CIGNO REALE
(Cygnus olor)

Il cigno reale è la specie di cigno più nota (particolarmente in Europa) e ne vengono spesso celebrate l'armonia, l'estetica, l'eleganza e l'accortezza; Il colore preminente del cigno reale è il bianco, essendo bianco il piumaggio del busto, delle ali e del lungo collo (la zona del capo tra gli occhi e il becco è invece nera, priva di piume); le zampe sono grigio-nere, ha il becco superiore per la maggior parte di colore arancione - ad esclusione delle estremità, parzialmente nere - mentre la parte esterna di quello inferiore è prevalentemente nera. All'attaccamento del becco con il capo - solo dall'età adulta - presenta sulla parte superiore una protuberanza nera, più pronunciata nel maschio che nella femmina.
È un uccello stanziale, molto legato al proprio habitat: solo le popolazioni che vivono alle latitudini più settentrionali si riuniscono in stormi per scendere a svernare nelle regioni dove il clima è più mite.

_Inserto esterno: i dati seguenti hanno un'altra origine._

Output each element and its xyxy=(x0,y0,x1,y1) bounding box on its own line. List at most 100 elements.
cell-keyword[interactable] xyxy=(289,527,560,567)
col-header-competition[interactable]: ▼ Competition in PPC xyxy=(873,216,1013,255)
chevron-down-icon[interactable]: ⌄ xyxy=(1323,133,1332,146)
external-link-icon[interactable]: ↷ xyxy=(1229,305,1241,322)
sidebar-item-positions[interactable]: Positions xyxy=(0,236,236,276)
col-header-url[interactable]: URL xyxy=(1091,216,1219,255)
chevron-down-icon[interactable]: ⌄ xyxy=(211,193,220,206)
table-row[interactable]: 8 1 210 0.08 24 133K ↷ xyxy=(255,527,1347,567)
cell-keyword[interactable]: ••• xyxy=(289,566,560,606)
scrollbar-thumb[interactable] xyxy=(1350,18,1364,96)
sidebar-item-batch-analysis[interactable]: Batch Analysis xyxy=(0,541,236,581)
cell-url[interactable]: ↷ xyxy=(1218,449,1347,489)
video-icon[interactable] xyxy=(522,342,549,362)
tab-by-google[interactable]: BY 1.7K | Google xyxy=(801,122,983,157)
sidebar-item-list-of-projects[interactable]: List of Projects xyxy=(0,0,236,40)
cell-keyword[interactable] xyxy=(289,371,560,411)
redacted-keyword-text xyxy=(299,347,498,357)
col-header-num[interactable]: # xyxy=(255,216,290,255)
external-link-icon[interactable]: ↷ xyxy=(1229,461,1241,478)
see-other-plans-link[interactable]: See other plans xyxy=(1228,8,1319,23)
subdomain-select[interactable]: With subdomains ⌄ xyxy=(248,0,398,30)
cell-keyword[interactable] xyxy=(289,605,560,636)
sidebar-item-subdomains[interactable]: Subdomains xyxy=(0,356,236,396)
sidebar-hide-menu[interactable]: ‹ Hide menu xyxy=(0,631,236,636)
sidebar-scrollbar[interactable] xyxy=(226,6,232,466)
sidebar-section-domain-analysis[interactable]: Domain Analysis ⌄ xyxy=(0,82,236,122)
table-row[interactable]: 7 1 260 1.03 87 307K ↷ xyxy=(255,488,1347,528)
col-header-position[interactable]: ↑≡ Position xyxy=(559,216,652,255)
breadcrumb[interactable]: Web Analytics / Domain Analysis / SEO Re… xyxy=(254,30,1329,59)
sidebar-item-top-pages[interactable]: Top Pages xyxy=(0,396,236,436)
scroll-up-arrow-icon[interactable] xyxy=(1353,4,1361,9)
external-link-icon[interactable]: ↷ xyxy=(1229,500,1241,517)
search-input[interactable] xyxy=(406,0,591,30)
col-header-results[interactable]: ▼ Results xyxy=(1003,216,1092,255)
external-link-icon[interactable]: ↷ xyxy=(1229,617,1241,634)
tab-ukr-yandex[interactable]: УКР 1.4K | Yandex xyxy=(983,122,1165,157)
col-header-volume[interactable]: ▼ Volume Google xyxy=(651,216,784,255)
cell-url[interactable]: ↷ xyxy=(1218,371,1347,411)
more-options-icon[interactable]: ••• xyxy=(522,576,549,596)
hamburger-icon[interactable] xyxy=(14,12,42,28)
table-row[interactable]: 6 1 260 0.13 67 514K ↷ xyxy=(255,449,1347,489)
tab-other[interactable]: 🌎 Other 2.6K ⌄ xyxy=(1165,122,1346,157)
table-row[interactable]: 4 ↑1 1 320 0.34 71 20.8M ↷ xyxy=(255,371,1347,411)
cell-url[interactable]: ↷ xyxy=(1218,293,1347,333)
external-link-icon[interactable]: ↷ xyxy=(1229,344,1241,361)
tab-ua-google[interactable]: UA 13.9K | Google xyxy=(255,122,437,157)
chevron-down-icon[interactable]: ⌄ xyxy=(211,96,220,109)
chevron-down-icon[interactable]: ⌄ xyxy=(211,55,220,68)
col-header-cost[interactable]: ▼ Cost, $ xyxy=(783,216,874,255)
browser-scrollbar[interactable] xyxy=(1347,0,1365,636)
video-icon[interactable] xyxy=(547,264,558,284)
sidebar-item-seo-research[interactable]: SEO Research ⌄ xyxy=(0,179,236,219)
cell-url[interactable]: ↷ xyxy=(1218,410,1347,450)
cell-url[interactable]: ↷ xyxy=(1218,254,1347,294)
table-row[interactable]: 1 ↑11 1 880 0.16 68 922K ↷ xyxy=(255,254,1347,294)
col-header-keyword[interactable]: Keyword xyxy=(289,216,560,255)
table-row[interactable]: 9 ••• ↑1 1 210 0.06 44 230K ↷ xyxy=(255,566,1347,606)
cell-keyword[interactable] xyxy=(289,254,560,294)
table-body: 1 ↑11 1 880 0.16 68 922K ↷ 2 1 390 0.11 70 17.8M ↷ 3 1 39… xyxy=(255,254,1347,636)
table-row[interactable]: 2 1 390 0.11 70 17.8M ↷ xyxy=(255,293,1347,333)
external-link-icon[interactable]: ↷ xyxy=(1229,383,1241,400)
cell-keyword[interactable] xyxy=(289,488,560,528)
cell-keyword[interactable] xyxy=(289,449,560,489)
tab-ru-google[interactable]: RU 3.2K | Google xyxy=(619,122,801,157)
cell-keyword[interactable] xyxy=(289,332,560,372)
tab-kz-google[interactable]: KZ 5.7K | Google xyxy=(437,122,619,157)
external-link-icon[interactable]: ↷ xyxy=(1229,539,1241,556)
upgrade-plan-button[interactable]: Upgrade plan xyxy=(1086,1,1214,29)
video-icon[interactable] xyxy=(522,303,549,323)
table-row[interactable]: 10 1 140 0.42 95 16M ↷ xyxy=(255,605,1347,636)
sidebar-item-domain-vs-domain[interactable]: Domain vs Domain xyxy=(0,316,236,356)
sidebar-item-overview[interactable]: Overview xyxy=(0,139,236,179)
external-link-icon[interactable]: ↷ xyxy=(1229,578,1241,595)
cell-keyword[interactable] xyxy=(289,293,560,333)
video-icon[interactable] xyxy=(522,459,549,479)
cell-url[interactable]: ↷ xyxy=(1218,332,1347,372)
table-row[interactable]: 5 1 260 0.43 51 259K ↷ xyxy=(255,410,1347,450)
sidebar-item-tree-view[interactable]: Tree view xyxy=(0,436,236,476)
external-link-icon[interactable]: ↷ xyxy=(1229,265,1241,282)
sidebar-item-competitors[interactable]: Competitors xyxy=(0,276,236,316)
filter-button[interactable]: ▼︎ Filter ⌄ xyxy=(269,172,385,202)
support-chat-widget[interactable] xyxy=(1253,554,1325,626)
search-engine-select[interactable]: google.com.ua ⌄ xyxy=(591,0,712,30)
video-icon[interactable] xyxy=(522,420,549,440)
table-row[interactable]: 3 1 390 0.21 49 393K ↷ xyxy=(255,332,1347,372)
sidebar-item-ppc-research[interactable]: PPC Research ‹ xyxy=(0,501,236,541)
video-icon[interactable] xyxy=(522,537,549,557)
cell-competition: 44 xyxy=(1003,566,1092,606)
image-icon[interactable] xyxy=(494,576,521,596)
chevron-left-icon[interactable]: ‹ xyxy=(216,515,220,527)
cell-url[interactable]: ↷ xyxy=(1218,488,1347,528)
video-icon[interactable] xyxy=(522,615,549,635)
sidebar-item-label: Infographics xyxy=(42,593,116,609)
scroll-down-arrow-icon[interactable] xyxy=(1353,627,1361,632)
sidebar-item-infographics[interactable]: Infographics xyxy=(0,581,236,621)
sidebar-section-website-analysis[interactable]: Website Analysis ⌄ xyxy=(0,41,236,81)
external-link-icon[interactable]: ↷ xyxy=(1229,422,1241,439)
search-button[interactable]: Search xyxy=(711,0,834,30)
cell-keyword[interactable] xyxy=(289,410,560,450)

I cigni sono sostanzialmente erbivori, nutrendosi in natura di piante acquatiche ed erbe dei terreni adiacenti gli specchi d'acqua da loro frequentati, così come di talune foglie della vegetazione limitrofa. A seconda della coppia, la deposizione delle uova inizia con l'arrivare della primavera per concludersi anche a maggio/giugno; la femmina depone mediamente dalle 5 alle 7 uova che vengono covate prevalentemente da lei - con la collaborazione del maschio - per circa 34/38 giorni. Il periodo di schiusura : nascita dei cignetti è variabile quindi tra maggio e luglio a seconda di quando è terminata la deposizione di tutte le uova (ovvero in base a quando è iniziata la cova).
L'areale originale del cigno reale è paleartico: comprende tutta Europa, l'Asia (escluse le regioni tropicali e l'Arabia Saudita) e il Nord Africa, sebbene sia stato introdotto in America Settentrionale (Canada, Stati Uniti d'America), in Oceania (Australia, Nuova Zelanda), e persino in Sudafrica. In Italia ci sono rare nidificazioni, principalmente sui laghi del Settentrione, come il Maggiore e il lago d'Iseo. Frequenta le baie riparate di laghi, fiumi e canali, e occasionalmente - specie gli esemplari venuti a svernare dal nord Europa - si può osservare anche in mare a ridosso di estuari o in zone acquitrinose salmastre.